Наталья Гончарова. Жизнь с Пушкиным и без - страница 14

Шрифт
Интервал


Екатерина Ивановна, не раз видавшая прежде поэта в свете, впрочем, мельком и в официальной обстановке, больше знала его по разным слухам и сплетням. И то и другое было не в пользу Пушкина как супруга. Он первый поэт России, в чем сомнений быть не могло, талантищем блистал как никто другой, только вот ветрен немыслимо, стишки в альбомы писать да шампанским девок вон у Софьи Астафьевны в ее заведении обливать, а на что еще годен? Все барышни в салонах – его, скольким в любви изъяснялся, и сам небось счесть не смог бы. К тому же картежник, причем из увлекающихся. Это худо.

И вдруг (легок на помине!):

– Господин Александр Сергеевич Пушкин принять просят…

– Ты смотри, как знал, что мы о нем говорим.

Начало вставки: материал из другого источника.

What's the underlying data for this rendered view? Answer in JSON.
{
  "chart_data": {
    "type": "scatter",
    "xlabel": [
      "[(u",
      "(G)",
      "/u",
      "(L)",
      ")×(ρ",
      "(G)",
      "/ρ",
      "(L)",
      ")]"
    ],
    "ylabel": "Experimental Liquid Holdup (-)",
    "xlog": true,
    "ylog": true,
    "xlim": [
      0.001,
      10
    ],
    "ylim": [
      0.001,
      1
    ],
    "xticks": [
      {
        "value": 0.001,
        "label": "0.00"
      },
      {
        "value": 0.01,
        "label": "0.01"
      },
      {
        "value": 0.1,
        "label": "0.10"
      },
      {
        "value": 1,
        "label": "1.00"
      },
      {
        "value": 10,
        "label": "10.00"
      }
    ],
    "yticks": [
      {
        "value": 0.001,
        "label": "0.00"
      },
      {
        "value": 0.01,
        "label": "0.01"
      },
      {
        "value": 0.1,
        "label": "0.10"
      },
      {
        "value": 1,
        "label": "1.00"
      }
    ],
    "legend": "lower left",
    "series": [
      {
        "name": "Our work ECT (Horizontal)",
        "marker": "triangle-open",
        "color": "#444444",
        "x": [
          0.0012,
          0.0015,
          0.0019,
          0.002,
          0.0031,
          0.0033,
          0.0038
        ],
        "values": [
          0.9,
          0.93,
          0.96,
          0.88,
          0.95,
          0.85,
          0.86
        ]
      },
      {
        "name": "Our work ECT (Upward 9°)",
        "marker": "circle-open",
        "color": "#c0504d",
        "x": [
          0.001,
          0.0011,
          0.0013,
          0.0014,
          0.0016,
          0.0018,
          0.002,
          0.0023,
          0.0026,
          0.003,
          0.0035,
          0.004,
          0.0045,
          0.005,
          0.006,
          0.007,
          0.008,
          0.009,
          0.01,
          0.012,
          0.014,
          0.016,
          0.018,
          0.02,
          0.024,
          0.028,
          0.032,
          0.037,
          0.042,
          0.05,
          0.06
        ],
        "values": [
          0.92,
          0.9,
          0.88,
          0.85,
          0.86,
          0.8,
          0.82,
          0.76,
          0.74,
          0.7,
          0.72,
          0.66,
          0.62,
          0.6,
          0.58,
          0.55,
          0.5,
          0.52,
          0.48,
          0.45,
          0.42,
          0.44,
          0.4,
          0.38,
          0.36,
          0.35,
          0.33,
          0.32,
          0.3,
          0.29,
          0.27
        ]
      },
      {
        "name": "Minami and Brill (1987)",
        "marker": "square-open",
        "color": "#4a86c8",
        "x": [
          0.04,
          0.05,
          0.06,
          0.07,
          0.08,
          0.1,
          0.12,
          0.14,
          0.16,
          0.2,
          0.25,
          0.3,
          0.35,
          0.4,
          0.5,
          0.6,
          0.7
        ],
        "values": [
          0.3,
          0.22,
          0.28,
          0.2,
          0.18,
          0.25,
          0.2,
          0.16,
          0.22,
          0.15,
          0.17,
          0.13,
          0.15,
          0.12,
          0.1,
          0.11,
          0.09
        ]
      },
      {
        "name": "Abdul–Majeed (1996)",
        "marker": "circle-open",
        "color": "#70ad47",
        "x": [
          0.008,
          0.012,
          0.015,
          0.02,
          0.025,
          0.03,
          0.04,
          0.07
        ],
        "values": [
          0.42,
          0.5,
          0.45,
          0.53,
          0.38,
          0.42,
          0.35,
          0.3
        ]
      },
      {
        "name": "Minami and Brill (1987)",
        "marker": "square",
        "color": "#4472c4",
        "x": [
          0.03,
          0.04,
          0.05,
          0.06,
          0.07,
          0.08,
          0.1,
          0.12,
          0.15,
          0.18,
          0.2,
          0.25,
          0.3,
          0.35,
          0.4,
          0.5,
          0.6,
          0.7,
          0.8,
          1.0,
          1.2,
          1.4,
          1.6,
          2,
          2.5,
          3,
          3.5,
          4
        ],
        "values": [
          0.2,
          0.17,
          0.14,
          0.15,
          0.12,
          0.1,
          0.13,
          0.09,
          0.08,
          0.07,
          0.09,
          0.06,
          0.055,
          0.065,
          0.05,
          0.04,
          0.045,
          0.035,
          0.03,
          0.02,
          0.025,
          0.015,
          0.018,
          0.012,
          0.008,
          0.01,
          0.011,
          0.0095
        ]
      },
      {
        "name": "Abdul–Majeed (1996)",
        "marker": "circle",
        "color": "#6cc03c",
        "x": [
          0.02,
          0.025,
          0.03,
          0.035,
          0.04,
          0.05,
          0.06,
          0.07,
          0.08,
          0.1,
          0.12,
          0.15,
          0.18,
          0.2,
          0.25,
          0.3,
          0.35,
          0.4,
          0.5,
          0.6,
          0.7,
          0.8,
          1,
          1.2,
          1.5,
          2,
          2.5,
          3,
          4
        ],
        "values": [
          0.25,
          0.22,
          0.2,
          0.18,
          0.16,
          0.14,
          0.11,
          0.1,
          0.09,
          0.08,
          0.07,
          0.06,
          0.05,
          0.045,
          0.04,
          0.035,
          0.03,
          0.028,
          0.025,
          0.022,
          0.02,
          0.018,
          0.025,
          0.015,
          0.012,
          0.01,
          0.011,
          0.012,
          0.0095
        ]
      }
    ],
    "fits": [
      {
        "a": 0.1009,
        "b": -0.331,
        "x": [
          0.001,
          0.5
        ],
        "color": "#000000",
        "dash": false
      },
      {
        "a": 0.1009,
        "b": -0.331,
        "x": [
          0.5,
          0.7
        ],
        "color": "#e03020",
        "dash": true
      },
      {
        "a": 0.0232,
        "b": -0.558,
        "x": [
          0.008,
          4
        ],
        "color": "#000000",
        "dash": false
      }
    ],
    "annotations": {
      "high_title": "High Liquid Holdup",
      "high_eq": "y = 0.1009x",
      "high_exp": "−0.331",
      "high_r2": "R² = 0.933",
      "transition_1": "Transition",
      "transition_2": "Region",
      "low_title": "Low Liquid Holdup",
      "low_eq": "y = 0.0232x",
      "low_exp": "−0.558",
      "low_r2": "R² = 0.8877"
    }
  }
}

Зови, посмотрим, что за птица…

Тетка не смутилась ничуть, для нее и первый поэт тоже мальчишка. Сколько ему там лет? Ан нет, не совсем мальчишка…

Росточком невелик, конечно, но внешность не юноши, скорее уж мужчина. Некрасив, откровенно некрасив, да с лица воды не пить. Тетка знала, что Таша удалась в бабку свою Ульрику, а потому красавица писаная. Вот ее красоты на двоих-то и хватит. Главное: каков в душе этот поэт?

Пушкин не смутился пристального внимания тетушки, как-то сразу оказалось, что они очень подходят друг дружке! Любили одинаковое варенье, не любили занудство, от души смеялись… Уже через полчаса казалось, что знакомы всю жизнь.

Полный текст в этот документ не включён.